Но пусть я и Мессия, я — человек и мне свойственно ошибаться. И сексуальные желания тоже свойственны.
Иисус открыл дверь и спросил:
— А почему бы тебе не войти и не позавтракать со мной? Могли бы еще побеседовать. Я все равно собирался кое о чем поговорить с вами четырьмя, но ты сможешь передать им мои слова.
Орм вошел, все еще растерянный, склонив голову и глядя исподлобья. Мебель в гостиной была хорошей, но не роскошней, чем в любом виденном им здесь доме.
— Мириам! — позвал Иисус.
Через минуту вошла высокая смуглая женщина в алом с голубым хитоне. Лицо ее было красиво, хотя Орм видал и получше. Фигура у нее была подчеркнуто женственной: большая грудь, тонкая талия, очень широкие бедра и, если судить по лодыжкам, довольно толстые ноги.
Она поцеловала Иисуса, и он обратился к ней:
— Мириам, у нас к завтраку гость. Он знает, кто ты, а ты, несомненно, знаешь, кто он.

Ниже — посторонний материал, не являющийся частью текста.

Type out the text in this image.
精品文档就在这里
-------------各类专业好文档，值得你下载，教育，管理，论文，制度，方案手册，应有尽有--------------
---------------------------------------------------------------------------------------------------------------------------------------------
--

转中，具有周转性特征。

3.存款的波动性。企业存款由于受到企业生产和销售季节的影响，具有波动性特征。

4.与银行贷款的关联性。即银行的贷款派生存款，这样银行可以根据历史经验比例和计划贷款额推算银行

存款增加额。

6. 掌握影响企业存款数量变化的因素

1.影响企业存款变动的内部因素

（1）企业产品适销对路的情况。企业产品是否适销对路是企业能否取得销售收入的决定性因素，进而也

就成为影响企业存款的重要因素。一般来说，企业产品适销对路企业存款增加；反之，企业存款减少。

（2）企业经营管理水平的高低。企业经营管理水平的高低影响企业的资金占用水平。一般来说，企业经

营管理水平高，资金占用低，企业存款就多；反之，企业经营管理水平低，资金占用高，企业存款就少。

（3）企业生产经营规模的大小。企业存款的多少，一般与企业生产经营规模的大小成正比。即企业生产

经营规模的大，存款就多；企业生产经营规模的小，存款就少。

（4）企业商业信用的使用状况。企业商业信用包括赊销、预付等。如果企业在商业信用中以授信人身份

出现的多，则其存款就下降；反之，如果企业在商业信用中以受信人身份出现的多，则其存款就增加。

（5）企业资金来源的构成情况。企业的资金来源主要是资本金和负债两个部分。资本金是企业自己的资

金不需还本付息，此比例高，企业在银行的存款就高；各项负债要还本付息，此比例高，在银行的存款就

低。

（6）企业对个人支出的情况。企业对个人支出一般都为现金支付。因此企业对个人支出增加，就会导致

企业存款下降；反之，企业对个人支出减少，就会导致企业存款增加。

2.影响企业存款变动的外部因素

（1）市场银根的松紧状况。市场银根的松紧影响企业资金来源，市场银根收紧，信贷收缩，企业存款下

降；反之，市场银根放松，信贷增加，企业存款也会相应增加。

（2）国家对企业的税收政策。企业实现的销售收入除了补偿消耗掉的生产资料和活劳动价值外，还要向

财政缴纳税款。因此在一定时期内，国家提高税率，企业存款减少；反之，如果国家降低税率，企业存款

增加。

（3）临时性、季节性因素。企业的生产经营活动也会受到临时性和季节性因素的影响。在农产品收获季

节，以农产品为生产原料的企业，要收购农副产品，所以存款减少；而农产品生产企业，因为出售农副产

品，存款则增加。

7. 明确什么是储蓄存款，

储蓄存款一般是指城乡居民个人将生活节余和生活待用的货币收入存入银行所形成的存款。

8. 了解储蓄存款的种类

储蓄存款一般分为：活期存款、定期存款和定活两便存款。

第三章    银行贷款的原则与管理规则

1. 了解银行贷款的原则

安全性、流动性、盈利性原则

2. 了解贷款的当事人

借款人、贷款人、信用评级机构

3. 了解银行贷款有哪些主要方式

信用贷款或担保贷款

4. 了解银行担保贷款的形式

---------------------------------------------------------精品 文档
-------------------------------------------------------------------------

— Счастлива нашим знакомством, — сказала жена Иисуса. — Да пребудешь ты в добром здравии. Завтрак будет подан через пять минут.
Иисус слегка улыбнулся:
— Ты все еще не в силах это воспринять. Ричард, я — человек, и хотя я мог хранить целомудрие и чистоту на Земле, поскольку там я был очень недолго, я не могу хранить целомудрие здесь, хоть я и чист. Да и к тому же добрые женщины из моей паствы осудили бы меня — за глаза, конечно — если бы я не женился. Они же еврейки! А дом считается счастливым, лишь если под его крышей живет женщина. На Земле у меня не было дома. Там я был странником, предназначенным нести свою весть.
— Но… а как же дети?
— От них я воздерживаюсь. Я живу дома лишь несколько дней каждый месяц, а детям нужен отец, проводящий с ними все дни. Мириам удовлетворяет свои материнские чувства, работая в школе учительницей. Когда мы женились, она знала, что у нее не будет потомства. И она знала, что видеться мы будем лишь время от времени, но на это она шла. Восторг от пребывания со мной во время моих кратких визитов более чем искупает долгое одиночество моих отлучек. А я с ней счастлив.